No movie is part of more than one triad (cliques), and only three movies have even one triad

In [77]:
cliques = list(net.find_cliques(islands301))

In [79]:
len(cliques)

20

In [80]:
cliques

[[u'0790701251', u'B000065MQO', u'B000HOMU98'],
 [u'B0032LO8DE', u'B00000F168'],
 [u'B000O76T7M', u'B0006IWQIU', 'B00005JMZK'],
 [u'B000055XP5', 'B000IMM3XW'],
 [u'B00006LLJ4', u'B0000DK4QJ'],
 [u'B00005LL26', u'B00005LKLD'],
 [u'B000J0XJC2', u'B00015HX90', u'0792101421'],
 [u'B000NQRV4O', 'B0007OCG4W'],
 [u'B0007Y08IS', u'B0007Y08II'],
 [u'B001G7Q0Z0', u'B00005MFO8'],
 [u'B00288KNLS', u'B002SEQ8ZM'],
 [u'B0028OA3EY', u'B0028OA3EO'],
 [u'B000067JG4', u'B000067JG3'],
 [u'B000VBJEFK', u'7883704540'],
 [u'B000ZLFALI', u'B000ZLFALS'],
 [u'B002OHDRF2', u'B001FB55HQ'],
 [u'B0068FZ05Q', u'B000071ZZI'],
 [u'B0007A2GSW', u'B0007A2GSM'],
 [u'B002ZHKZCY', u'B000B8VCSA'],
 [u'B00004VYLU', u'B00004CLDC']]

Cliques shows us the movies in the cliques, and the three triads are obvious here.

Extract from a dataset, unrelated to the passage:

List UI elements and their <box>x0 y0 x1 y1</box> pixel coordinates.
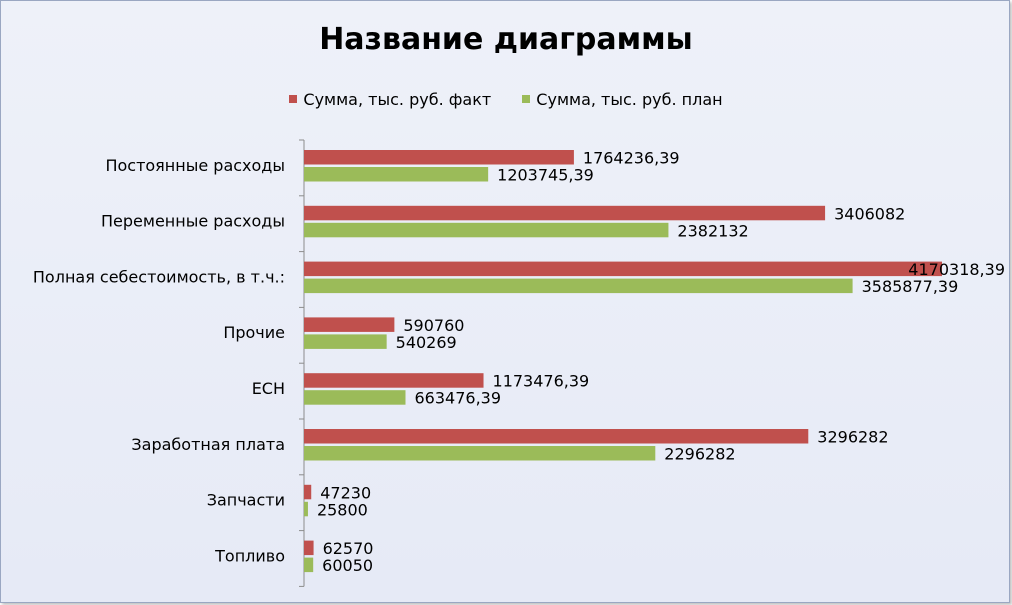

The implication is there isn't a lot of inteconnetedness between movies with resepect to common reviewers.  There are occasional movies that get reviewed by the same sets of reviewers and these same reviewers review other movies as well, but this isn't very common.